• J. Immunol. · Feb 2004

    Pulmonary edema fluid from patients with early lung injury stimulates fibroblast proliferation through IL-1 beta-induced IL-6 expression.

    • Mitchell A Olman, Kimberly E White, Lorraine B Ware, Warren L Simmons, Etty N Benveniste, Sha Zhu, Jerome Pugin, and Michael A Matthay.
    • Department of Medicine, University of Alabama, Birmingham AL 35294, USA. Olman@uab.edu
    • J. Immunol. 2004 Feb 15;172(4):2668-77.

    AbstractAlthough the fibroproliferative response to lung injury occurs with a high frequency in patients with clinical acute lung injury, the mechanisms that initiate this response are largely unknown. This study was undertaken first to identify fibroblast mitogenic factors in pulmonary edema fluid, and second to examine the human lung fibroblast's gene expression profile in response to pulmonary edema fluid.

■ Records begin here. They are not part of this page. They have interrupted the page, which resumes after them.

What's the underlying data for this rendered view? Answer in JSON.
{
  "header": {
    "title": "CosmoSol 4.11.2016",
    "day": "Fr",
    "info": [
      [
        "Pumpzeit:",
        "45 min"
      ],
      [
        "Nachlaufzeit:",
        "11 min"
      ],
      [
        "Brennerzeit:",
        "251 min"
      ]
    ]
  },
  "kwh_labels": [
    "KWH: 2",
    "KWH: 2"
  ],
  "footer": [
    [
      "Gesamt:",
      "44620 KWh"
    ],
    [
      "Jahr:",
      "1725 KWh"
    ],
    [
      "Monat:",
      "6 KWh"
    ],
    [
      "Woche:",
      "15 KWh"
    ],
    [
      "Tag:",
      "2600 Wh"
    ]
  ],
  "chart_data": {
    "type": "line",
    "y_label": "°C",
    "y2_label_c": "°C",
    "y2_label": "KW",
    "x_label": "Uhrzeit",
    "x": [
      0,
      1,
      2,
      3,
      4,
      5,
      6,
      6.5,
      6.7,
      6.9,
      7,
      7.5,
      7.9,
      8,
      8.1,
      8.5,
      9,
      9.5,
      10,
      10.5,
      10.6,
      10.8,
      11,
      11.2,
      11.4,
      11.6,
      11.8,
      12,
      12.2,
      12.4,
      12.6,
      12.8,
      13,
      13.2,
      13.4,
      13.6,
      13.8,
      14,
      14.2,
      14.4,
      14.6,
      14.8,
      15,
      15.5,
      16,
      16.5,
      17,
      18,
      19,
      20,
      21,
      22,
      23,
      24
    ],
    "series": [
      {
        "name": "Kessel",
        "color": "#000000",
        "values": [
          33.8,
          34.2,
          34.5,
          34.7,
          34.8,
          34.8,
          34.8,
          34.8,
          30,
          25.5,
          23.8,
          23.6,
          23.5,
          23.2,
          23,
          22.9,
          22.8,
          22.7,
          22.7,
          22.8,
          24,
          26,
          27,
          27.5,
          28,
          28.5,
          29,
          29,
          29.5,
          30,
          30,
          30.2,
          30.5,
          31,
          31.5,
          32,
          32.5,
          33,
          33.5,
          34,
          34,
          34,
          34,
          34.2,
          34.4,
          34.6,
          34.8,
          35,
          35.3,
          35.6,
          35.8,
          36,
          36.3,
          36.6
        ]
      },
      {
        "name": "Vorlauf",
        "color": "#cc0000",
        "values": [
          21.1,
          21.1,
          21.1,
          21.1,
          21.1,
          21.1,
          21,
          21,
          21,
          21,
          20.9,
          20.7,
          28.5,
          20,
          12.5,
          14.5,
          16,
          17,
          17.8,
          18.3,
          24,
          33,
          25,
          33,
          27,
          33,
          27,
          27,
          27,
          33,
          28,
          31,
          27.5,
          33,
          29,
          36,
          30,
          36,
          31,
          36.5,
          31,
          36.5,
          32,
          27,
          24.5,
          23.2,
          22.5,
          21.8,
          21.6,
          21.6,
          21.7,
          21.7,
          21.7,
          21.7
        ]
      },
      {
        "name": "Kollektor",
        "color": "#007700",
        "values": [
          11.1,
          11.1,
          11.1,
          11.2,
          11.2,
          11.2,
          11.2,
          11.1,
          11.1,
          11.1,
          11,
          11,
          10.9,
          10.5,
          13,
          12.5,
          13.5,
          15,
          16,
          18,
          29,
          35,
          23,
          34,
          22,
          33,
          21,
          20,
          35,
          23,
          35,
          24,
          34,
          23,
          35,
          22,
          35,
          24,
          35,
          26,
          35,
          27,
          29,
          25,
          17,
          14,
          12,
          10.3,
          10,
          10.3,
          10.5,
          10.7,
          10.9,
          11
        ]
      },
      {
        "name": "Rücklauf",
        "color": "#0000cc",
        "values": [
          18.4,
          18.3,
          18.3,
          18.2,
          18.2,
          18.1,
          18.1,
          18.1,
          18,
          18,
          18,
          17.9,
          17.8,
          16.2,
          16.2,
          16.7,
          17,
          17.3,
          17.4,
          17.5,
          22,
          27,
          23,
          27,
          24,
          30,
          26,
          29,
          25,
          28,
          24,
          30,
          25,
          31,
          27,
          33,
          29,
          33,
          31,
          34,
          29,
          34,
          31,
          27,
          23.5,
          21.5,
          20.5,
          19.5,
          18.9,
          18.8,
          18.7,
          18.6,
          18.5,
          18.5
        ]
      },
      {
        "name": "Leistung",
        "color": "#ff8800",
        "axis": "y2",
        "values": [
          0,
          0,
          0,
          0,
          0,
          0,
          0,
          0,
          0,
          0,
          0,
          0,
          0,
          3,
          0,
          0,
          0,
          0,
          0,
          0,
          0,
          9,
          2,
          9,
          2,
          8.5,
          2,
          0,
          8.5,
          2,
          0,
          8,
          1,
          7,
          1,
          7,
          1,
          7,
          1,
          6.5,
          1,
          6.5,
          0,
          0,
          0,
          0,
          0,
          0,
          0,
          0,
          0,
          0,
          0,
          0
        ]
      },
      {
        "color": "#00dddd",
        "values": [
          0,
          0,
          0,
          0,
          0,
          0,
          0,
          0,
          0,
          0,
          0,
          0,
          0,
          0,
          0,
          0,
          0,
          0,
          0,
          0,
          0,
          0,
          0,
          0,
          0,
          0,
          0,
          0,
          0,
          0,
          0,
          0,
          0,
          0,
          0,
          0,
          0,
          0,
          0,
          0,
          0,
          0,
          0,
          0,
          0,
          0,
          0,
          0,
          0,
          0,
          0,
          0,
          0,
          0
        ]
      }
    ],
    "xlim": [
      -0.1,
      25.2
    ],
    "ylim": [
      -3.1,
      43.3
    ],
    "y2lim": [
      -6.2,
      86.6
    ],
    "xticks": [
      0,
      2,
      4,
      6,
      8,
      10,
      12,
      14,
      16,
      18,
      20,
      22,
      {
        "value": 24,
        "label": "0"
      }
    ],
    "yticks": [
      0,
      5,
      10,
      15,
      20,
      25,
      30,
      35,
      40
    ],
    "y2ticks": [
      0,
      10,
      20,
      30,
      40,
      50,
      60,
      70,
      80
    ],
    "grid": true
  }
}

The edema fluid obtained from patients with early lung injury has an eightfold higher concentration of IL-1beta and a twofold greater IL-1beta-dependent mitogenic effect than does fluid obtained from control patients with hydrostatic pulmonary edema. Furthermore, fibroblasts responded to acute lung injury patient-derived edema fluid through production of soluble mediators that possess an autocrine mitogenic effect. Gene array analysis reveals that acute lung injury edema fluid induces several inflammation-modulating and proliferation-related genes in fibroblasts, whose inductions are similarly dependent on bioactive IL-1beta. Most notably, the 20-fold induction of IL-6 mRNA and protein was completely blocked by IL-1 receptor antagonist. The combined addition of IL-1beta and IL-6 was mitogenic, and the proliferative response to conditioned medium from IL-1beta-exposed cells was blocked by antagonistically acting Abs to IL-6 or to gp130. These novel findings indicate that soluble IL-1beta bioactivity and autocrine IL-1beta-dependent IL-6 up-regulation are critical initiators of fibroblast activation and proliferation and that they likely play a role in the fibroproliferative response seen in human acute lung injury.